The letter, which marks the most ambitious position yet set out by world leaders on a COVID-19 vaccine, demands that all vaccines, treatments and tests be patent-free, mass produced, distributed fairly and made available to all people, in all countries, free of charge.
Other signatories include the former President of Liberia, Ellen Johnson Sirleaf, the former Prime Minister of the United Kingdom, Gordon Brown, the former President of Mexico, Ernesto Zedillo, the former United Nations Development Programme Administrator and former Prime Minister of New Zealand, Helen Clark.
They join notable economists, health advocates and others, from the Chair of the Elders and the former President of Ireland, Mary Robinson, to the Nobel Laureate, Joseph Stiglitz, the Director of African Centres for Disease Control and Prevention, Dr John Nkengasong and Dainius Puras, the Special Rapporteur on the right of everyone to the enjoyment of the highest attainable standard of physical and mental health.
“Billions of people today await a vaccine that is our best hope of ending this pandemic,” said Cyril Ramaphosa, President of South Africa. “As the countries of Africa, we are resolute that the COVID-19 vaccine must be patent-free, rapidly made and distributed, and free for all. All the science must be shared between governments. Nobody should be pushed to the back of the vaccine queue because of where they live or what they earn.”
“We must work together to beat this virus. We must pool all the knowledge, experience and resources at our disposal for the good of all humanity,” said Imran Khan, Prime Minister of Pakistan. “No leader can rest easy until every individual in every nation is able to rapidly access a vaccine free of charge.”
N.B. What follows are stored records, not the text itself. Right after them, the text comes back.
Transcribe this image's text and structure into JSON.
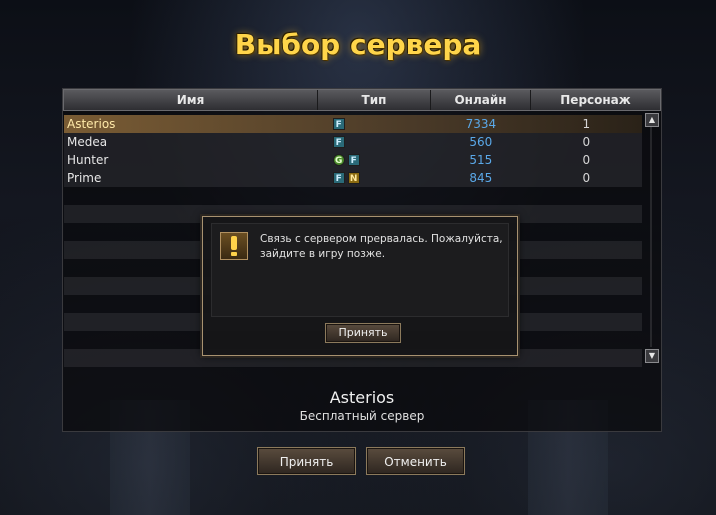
{
  "title": "Выбор сервера",
  "columns": {
    "name": "Имя",
    "type": "Тип",
    "online": "Онлайн",
    "characters": "Персонаж"
  },
  "servers": [
    {
      "name": "Asterios",
      "badges": [
        "F"
      ],
      "online": "7334",
      "characters": "1",
      "selected": true
    },
    {
      "name": "Medea",
      "badges": [
        "F"
      ],
      "online": "560",
      "characters": "0",
      "selected": false
    },
    {
      "name": "Hunter",
      "badges": [
        "G",
        "F"
      ],
      "online": "515",
      "characters": "0",
      "selected": false
    },
    {
      "name": "Prime",
      "badges": [
        "F",
        "N"
      ],
      "online": "845",
      "characters": "0",
      "selected": false
    }
  ],
  "selected_server": {
    "name": "Asterios",
    "description": "Бесплатный сервер"
  },
  "dialog": {
    "message": "Связь с сервером прервалась. Пожалуйста, зайдите в игру позже.",
    "icon": "warning-icon",
    "ok_label": "Принять"
  },
  "buttons": {
    "accept_label": "Принять",
    "cancel_label": "Отменить"
  },
  "colors": {
    "title": "#ffd54a",
    "online": "#5aa8e8",
    "selected_row": "#7a5c34"
  }
}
The letter, coordinated by UNAIDS and Oxfam, warns that the world cannot afford monopolies and competition to stand in the way of the universal need to save lives.
“This is an unprecedented crisis and it requires an unprecedented response,” said former President of Liberia, Ellen Johnson Sirleaf.
“Learning the lessons from the fight against Ebola, governments must remove all the barriers to the development and rapid roll out of vaccines and treatments. No interest is more important than the universal need to save lives”
The leaders recognize that progress is being made and that many countries and international organizations are cooperating multilaterally on research and development, funding and access, including the welcome US$ 8 billion pledged on 4 May at the European Union’s international pledging marathon.
However, as many countries and companies are proceeding with unprecedented speed to develop an effective vaccine, the leaders are calling for concrete commitments to ensure that it is made affordable and available to all in the quickest possible time. These include:
A mandatory worldwide pooling of patents and sharing of all COVID-19-related knowledge, data and technologies in order to ensure that any nation can produce or buy affordable doses of vaccines, treatments and tests.
The rapid establishment of an equitable global manufacturing and distribution plan for all vaccines, treatments and tests that is fully funded by rich nations and which guarantees transparent “at true cost prices” and supplies in accordance with need rather than the ability to pay.
This would include urgent action to massively increase manufacture no capacity to produce the vaccines in sufficient quantities and train and recruit millions of health workers to distribute them.
A guarantee that COVID-19 vaccines, treatments and tests are provided free of charge to everyone, everywhere, with priority given to frontline workers, vulnerable people and poor countries with the least capacity to save lives.
“Faced with this crisis, we cannot carry on business as usual. The health of each of us depends on the health of all of us,” said Helen Clark, former Prime Minister of New Zealand.
“The COVID-19 vaccine must not belong to anyone and must be free for everyone. Diplomatic platitudes are not enough—we need legal guarantees, and we need them now.”
“Market solutions are not optimal to fight a pandemic,” said Nelson Barbosa, former Finance Minister of Brazil. “A public health care system, including free vaccination and treatment when that becomes available, is essential to deal with the problem, as shown by the Brazilian experience with compulsory licensing of antiretroviral drugs in the case of HIV.”